Something about the photograph made her vaguely uneasy, yet she couldn't tear her eyes away from it. Of all the pictures in the bar, this one was special. Different. She leaned in closer and used a tissue to rub away some of the brownish film clinging to the glass. As was the norm in photographs from that era and before, none of the men were smiling. Studying their faces, she noticed that although they ranged from young to old, they all shared the same air of steely camaraderie, like they were soldiers going into battle together. Their forlorn stares gazed back across the decades, filled not only with determination but also a grim sadness. Whoever they were, whatever they did, these men knew tragedy and loss. Furthermore, if the date in the inscription was correct most of them would be dead now, making the photograph even more poignant.

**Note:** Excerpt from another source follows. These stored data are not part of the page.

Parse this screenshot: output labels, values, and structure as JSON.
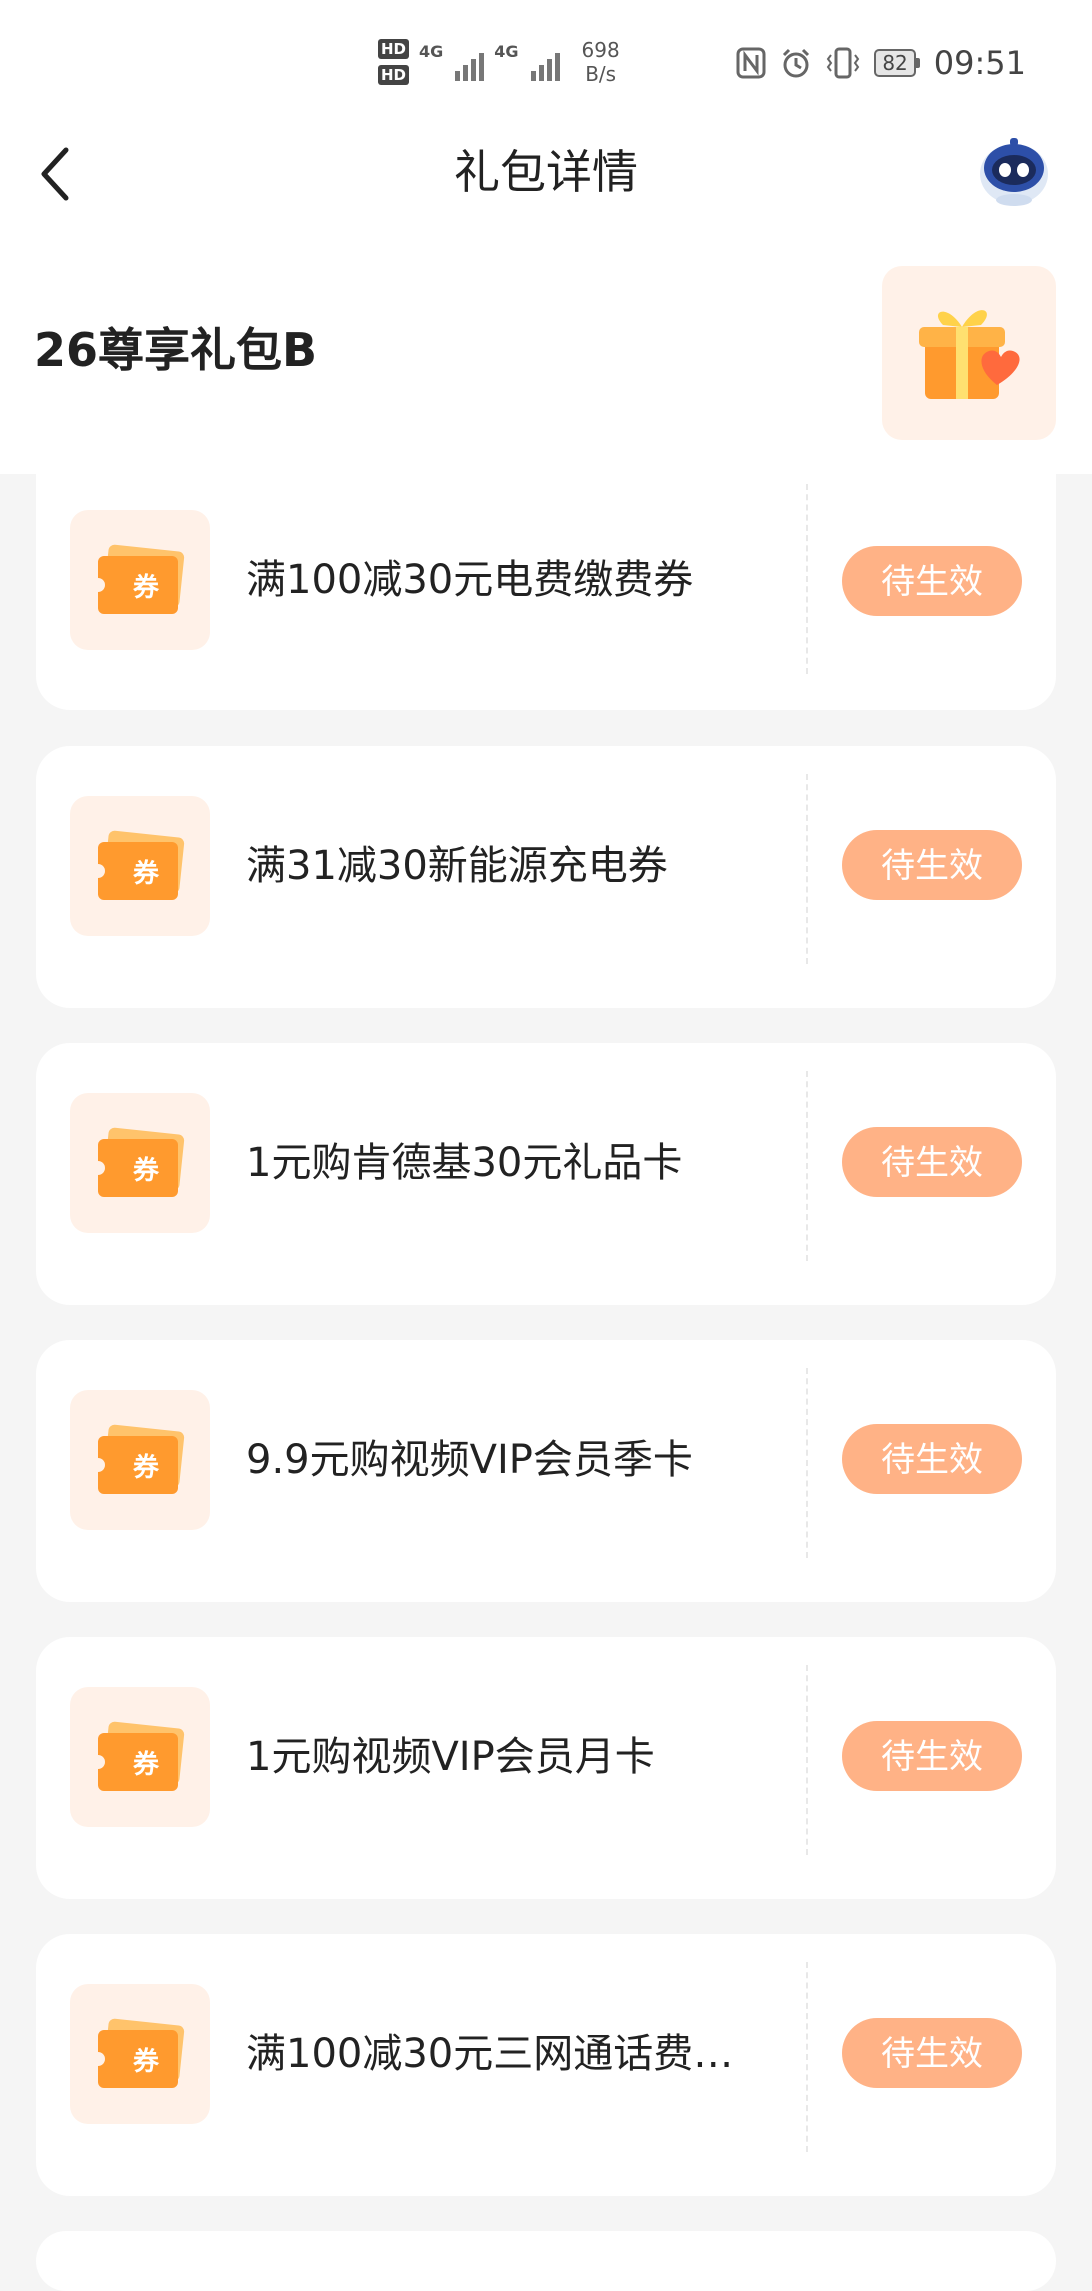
{
  "status_bar": {
    "hd1": "HD",
    "hd2": "HD",
    "net1": "4G",
    "net2": "4G",
    "speed_value": "698",
    "speed_unit": "B/s",
    "battery": "82",
    "time": "09:51"
  },
  "nav": {
    "title": "礼包详情"
  },
  "gift": {
    "name": "26尊享礼包B"
  },
  "coupons": [
    {
      "title": "满100减30元电费缴费券",
      "status": "待生效"
    },
    {
      "title": "满31减30新能源充电券",
      "status": "待生效"
    },
    {
      "title": "1元购肯德基30元礼品卡",
      "status": "待生效"
    },
    {
      "title": "9.9元购视频VIP会员季卡",
      "status": "待生效"
    },
    {
      "title": "1元购视频VIP会员月卡",
      "status": "待生效"
    },
    {
      "title": "满100减30元三网通话费…",
      "status": "待生效"
    }
  ],
  "coupon_icon_text": "券",
  "colors": {
    "status_button_bg": "#ffb286",
    "icon_bg": "#fff1e8",
    "coupon_orange": "#ff9a2e"
  }
}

She adjusted the settings on her Nikon and reeled off a few close-quarter shots, and for the millionth time or more marvelled at the magic of photography. A simple push of a button, a flash of light, and a single fleeting moment in time captured forever. Immortalized. Lucy knew there was a science to it, but in her mind she still thought of it as a kind of magic. Like alchemy. There were times when she found herself shying away from the more technical aspects she learned about, not to burst the bubble of enchantment. She liked believing in magic.

Without warning, she suddenly started feeling very exposed and the hairs on the nape of her neck stood up, as if someone was breathing on her. She whirled around, fully expecting to find either Mr Machen or the old gent from the bar looking over her shoulder.

But the room was still empty except for Champ, who looked directly at her and let out a low whimper as if to say, 'Yes, I feel it too.'

Goosebumps peppered her arms and the air around her seemed charged in some way, as if some kind of electrical current was running through it. Her mind was dragged back to the snippet of Dale's interview she'd read upstairs.

It's not so much what you can see and touch, but what you can feel.

Now, Lucy understood.

She was reminded of her grandmother on her father's side, who died when Lucy was six leaving behind little more than a bunch of vague, jumbled memories. Friendly brown eyes set in a mask of papery skin, near-white hair pulled back in a bun, skinny, liver-spotted arms, the sickly smell of scented Lavender water. Towards the end, as her mental state deteriorated and she succumbed to dementia, she spent an increasing amount of time talking to people who weren't there. It was painful to watch, even for a child with a limited understanding of death. But something her grandmother said stuck with Lucy. Now, more than fifteen years later, the words were once more brought to the forefront of her mind.